Wednesday, December 7, 2011

Mapping RDF formats to nested stores

Looking at other 'ontology' definitions, the subject becomes, ho0w well to they map the the engine architecture? Consider the example below from Wiki:

A resource with statements "there is a Person identified by http://www.w3.org/People/EM/contact#me, whose name is Eric Miller, whose email address is em@w3.org, and whose title is Dr.".

An RDF Graph Describing Eric Miller[15]
The resource "http://www.w3.org/People/EM/contact#me" is the subject.
The objects are:
"Eric Miller" (with a predicate "whose name is"),
em@w3.org (with a predicate "whose email address is"), and
"Dr." (with a predicate "whose title is").
The subject is a URI.

Let me take a shot with defining an element that matches the person definition, in TypeFace Explosion.

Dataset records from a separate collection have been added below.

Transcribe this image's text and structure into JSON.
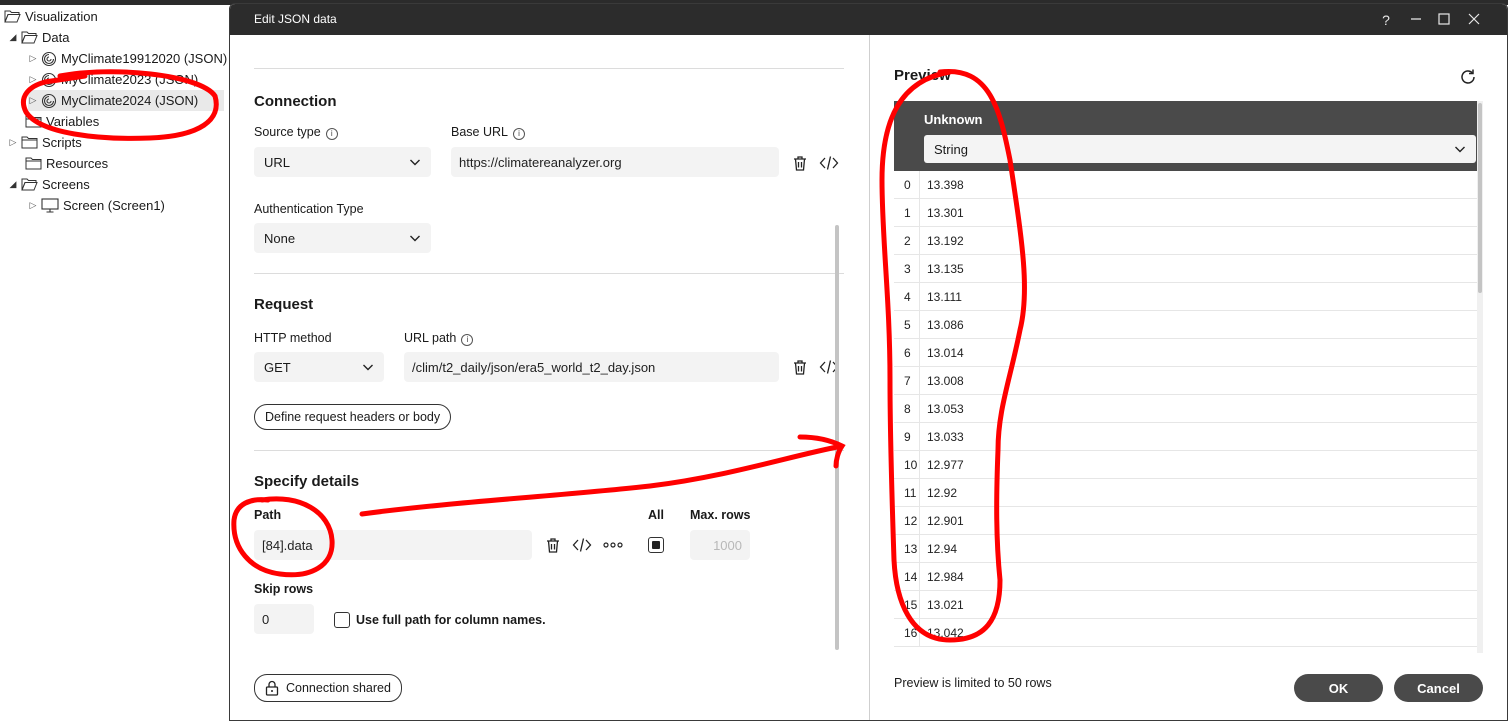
{
  "tree": {
    "items": [
      {
        "label": "Visualization"
      },
      {
        "label": "Data"
      },
      {
        "label": "MyClimate19912020 (JSON)"
      },
      {
        "label": "MyClimate2023 (JSON)"
      },
      {
        "label": "MyClimate2024 (JSON)"
      },
      {
        "label": "Variables"
      },
      {
        "label": "Scripts"
      },
      {
        "label": "Resources"
      },
      {
        "label": "Screens"
      },
      {
        "label": "Screen (Screen1)"
      }
    ]
  },
  "dialog": {
    "title": "Edit JSON data",
    "help": "?",
    "connection": {
      "heading": "Connection",
      "source_type_label": "Source type",
      "source_type_value": "URL",
      "base_url_label": "Base URL",
      "base_url_value": "https://climatereanalyzer.org",
      "auth_label": "Authentication Type",
      "auth_value": "None"
    },
    "request": {
      "heading": "Request",
      "method_label": "HTTP method",
      "method_value": "GET",
      "url_path_label": "URL path",
      "url_path_value": "/clim/t2_daily/json/era5_world_t2_day.json",
      "headers_button": "Define request headers or body"
    },
    "details": {
      "heading": "Specify details",
      "path_label": "Path",
      "path_value": "[84].data",
      "all_label": "All",
      "all_checked": true,
      "max_rows_label": "Max. rows",
      "max_rows_value": "1000",
      "skip_rows_label": "Skip rows",
      "skip_rows_value": "0",
      "full_path_label": "Use full path for column names.",
      "full_path_checked": false
    },
    "connection_shared": "Connection shared",
    "preview": {
      "title": "Preview",
      "column_name": "Unknown",
      "column_type": "String",
      "rows": [
        {
          "index": "0",
          "value": "13.398"
        },
        {
          "index": "1",
          "value": "13.301"
        },
        {
          "index": "2",
          "value": "13.192"
        },
        {
          "index": "3",
          "value": "13.135"
        },
        {
          "index": "4",
          "value": "13.111"
        },
        {
          "index": "5",
          "value": "13.086"
        },
        {
          "index": "6",
          "value": "13.014"
        },
        {
          "index": "7",
          "value": "13.008"
        },
        {
          "index": "8",
          "value": "13.053"
        },
        {
          "index": "9",
          "value": "13.033"
        },
        {
          "index": "10",
          "value": "12.977"
        },
        {
          "index": "11",
          "value": "12.92"
        },
        {
          "index": "12",
          "value": "12.901"
        },
        {
          "index": "13",
          "value": "12.94"
        },
        {
          "index": "14",
          "value": "12.984"
        },
        {
          "index": "15",
          "value": "13.021"
        },
        {
          "index": "16",
          "value": "13.042"
        }
      ],
      "note": "Preview is limited to 50 rows"
    },
    "ok_label": "OK",
    "cancel_label": "Cancel"
  },
  "colors": {
    "titlebar": "#2c2c2c",
    "annotation": "#ff0000",
    "dark_button": "#4a4a4a"
  }
}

I use the $, as a predicate indicator, likely wrong, but good for the moment:

URL$Subject.(name$Person's name,email$email address,title$Dr)

Where does the $ appear in this instance? Likely as an overload on link in Key,Link,Pointer; the engines general triple format. The engine only reserves the first byte of link, thus three free bytes are enough to add more than the Dublin Core predicate modifiers. So using this 'direct map' overload the link, then the enclosing block holds the actual strings associated with the class. Everything arrive at the destination packaged, like subroutine call arguments.

Other method of extension includ encapsulation of proprietary triple, so simple redefine the basic triple with more columns:

Subject, Object, Link,Pointer

Then use the engine as is, there really are no places where the engine really need anything but the operators and pointer, except in the 35 lines of match. So the continer model really holds in this case.